Die Stadt Lauta wählt nun einen Weg, der so nicht vorgesehen gewesen ist. Bürgermeister Frank Lehmann fragte bei den Stadträten nach, ob in der kommenden Woche Gespräche mit einem anderen sozialen Anbieter, der die notwendigen Angebote übernehmen könnte, geführt werden können. Die Stadträte gaben mehrheitlich die Zustimmung. Stadtrat Karl-Heinz Löffler sagt: „Die Anfeindungen sollten endlich aufhören.“ Er fordert ebenfalls die Debatte „öffentlich anzugehen“ und eine „vernünftige Klärung“ herbeizuführen.

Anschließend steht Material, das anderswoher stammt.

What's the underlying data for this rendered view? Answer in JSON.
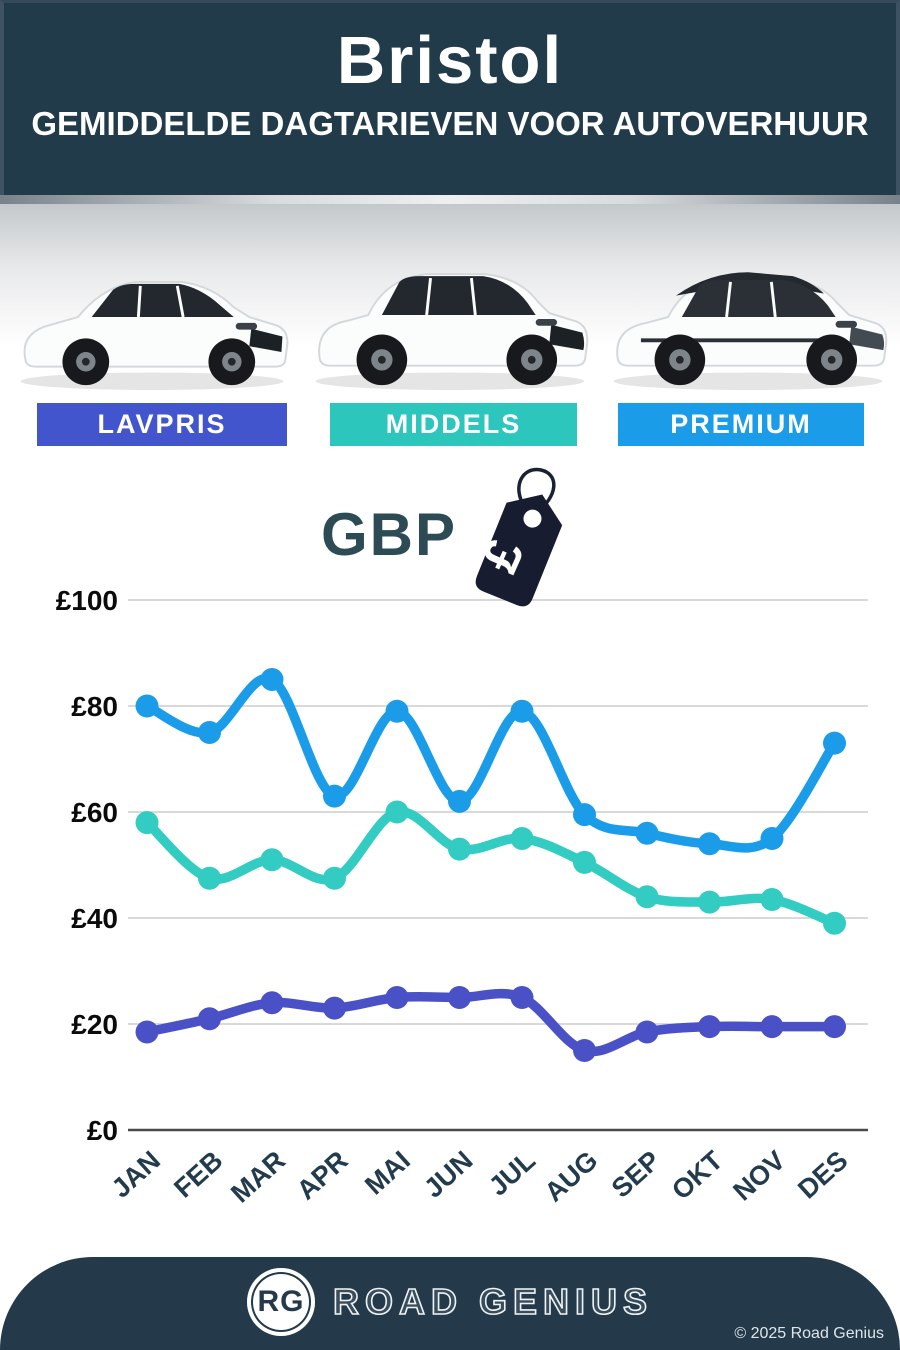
{
  "header": {
    "city": "Bristol",
    "subtitle": "GEMIDDELDE DAGTARIEVEN VOOR AUTOVERHUUR"
  },
  "tiers": [
    {
      "label": "LAVPRIS",
      "color": "#4355cd"
    },
    {
      "label": "MIDDELS",
      "color": "#2cc6bc"
    },
    {
      "label": "PREMIUM",
      "color": "#1b9ce9"
    }
  ],
  "currency": {
    "label": "GBP",
    "symbol": "£"
  },
  "chart_data": {
    "type": "line",
    "categories": [
      "JAN",
      "FEB",
      "MAR",
      "APR",
      "MAI",
      "JUN",
      "JUL",
      "AUG",
      "SEP",
      "OKT",
      "NOV",
      "DES"
    ],
    "series": [
      {
        "name": "PREMIUM",
        "color": "#1b9ce9",
        "values": [
          80,
          75,
          85,
          63,
          79,
          62,
          79,
          59.5,
          56,
          54,
          55,
          73
        ]
      },
      {
        "name": "MIDDELS",
        "color": "#33ccc2",
        "values": [
          58,
          47.5,
          51,
          47.5,
          60,
          53,
          55,
          50.5,
          44,
          43,
          43.5,
          39
        ]
      },
      {
        "name": "LAVPRIS",
        "color": "#4a51c7",
        "values": [
          18.5,
          21,
          24,
          23,
          25,
          25,
          25,
          15,
          18.5,
          19.5,
          19.5,
          19.5
        ]
      }
    ],
    "title": "",
    "xlabel": "",
    "ylabel": "",
    "ylim": [
      0,
      100
    ],
    "yticks": [
      0,
      20,
      40,
      60,
      80,
      100
    ],
    "ytick_labels": [
      "£0",
      "£20",
      "£40",
      "£60",
      "£80",
      "£100"
    ],
    "grid": true,
    "legend_position": "none",
    "gridline_color": "#d9d9d9",
    "axis_color": "#4a4a4a",
    "tick_label_color": "#0b0b0b",
    "xtick_label_color": "#223b4d"
  },
  "footer": {
    "logo_initials": "RG",
    "brand": "ROAD GENIUS",
    "copyright": "© 2025 Road Genius"
  }
}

Einzig Stadtrat Rainer Tomczyk war emotional aufgewühlt und versetzt sich bei der Debatte in die Bedürftigen: „Viele werden immer ärmer und haben große Angst. Schließlich nutzen wohl 500 Bedürftige der Stadt die Angebote des DRK.“ Hauptamtsleiterin Katrin Grader beruhigt: „Die notwendigen Angebote sollen auch gar nicht aufhören.“ Es wird laut Verwaltung nur über einen neuen Träger nachgedacht.

Obwohl Grader auch zweifelt, ob die angegebenen Zahlen der Bedürftigen, die die Angebote nutzen, überhaupt stimmen. Schließlich werden die Zahlen alleine vom DRK übermittelt. Die Stadt könne laut Grader „nicht mit einem Klicker daneben stehen“ und muss auf die Zahlen des DRK vertrauen.

Bürgermeister Frank Lehmann, der sich diese unverschämte Art und Weise des DRK-Ortsverband-Chefs nicht gefallen lassen wolle, betont: „Es gibt noch andere Anbieter, die einem nicht drohen.“ In der nächsten Woche sollen demnach erste Gespräche mit einem anderen Anbieter geführt werden, der zu dem jetzigen Zeitpunkt von Seiten der Stadt noch nicht öffentlich genannt werden soll.